Thursday, January 3, 2019

Israel: no more name-changing; public shaming remains

News about irrational laws in Israel, via Haaretz:
The Knesset on Monday passed into law a bill that prohibits people convicted of sex crimes from changing their name. 
“The law came about as a response to complaints by women who were shocked to learn they had been in a relationship with convicted sex offenders in the past,” said Meretz MK Michal Rozin, who drafted the law. 
Seems to me that if those women had discovered that their partners were committing new sex crimes, Haaretz would have mentioned it, if not put it in the headline. Dozens of women shocked to learn their romantic partners have been molesting preschoolers! No reporter would fail to mention that. No publisher would have missed the chance to use that salacious headline.
“This had been hidden from them since the men had changed their names. We’re now letting the public and the victims protect themselves from people convicted of sex crimes.” 
Protect themselves from what? From being exposed as enjoying the company of a man who has changed his ways?
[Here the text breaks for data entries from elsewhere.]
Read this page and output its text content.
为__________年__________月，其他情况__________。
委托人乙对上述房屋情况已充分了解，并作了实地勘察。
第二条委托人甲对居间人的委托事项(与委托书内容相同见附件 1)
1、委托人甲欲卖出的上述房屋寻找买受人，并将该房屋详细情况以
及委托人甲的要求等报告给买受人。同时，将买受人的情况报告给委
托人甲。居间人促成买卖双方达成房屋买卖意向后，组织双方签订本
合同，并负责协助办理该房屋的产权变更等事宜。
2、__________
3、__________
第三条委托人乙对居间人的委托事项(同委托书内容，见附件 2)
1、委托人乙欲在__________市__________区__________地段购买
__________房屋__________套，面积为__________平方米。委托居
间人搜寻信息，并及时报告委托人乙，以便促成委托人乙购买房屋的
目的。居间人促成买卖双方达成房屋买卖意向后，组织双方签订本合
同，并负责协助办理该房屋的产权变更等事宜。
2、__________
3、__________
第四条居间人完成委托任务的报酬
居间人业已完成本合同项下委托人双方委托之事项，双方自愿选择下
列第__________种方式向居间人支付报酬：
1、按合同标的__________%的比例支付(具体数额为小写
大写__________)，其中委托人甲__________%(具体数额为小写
It would be much more useful to talk about how to prevent sexual abuse instead of ginning up fear of those who no longer commit sex crimes.
In explanatory notes to the law it says that every citizen is allowed to change his or her name or surname, but that convicted sex offenders could abuse this right in order to continue endangering the public under another name. The notes go on to say there is no dispute that a convict can open a new page in life, but that limits need to be in place. 
It is possible a name change could aid someone in criminal endeavors. Is that what has happened in Israel? Almost certainly not.
Habayit Hayehudi MK Moti Yogev, who helped draft the law, noted, “Coming right after 1,000 criminals, including sex offenders, were released from prison (due to overcrowding), this law is even more important. Systems don’t always work".  
Systems don't always work, true, and yet legislators cling desperately to one system that has been shown again and again to be an inarguable failure: sex offender registries.

After releasing 1,000 people from overcrowded prisons, legislators--again!--find that a new registry law makes them look tough on crime.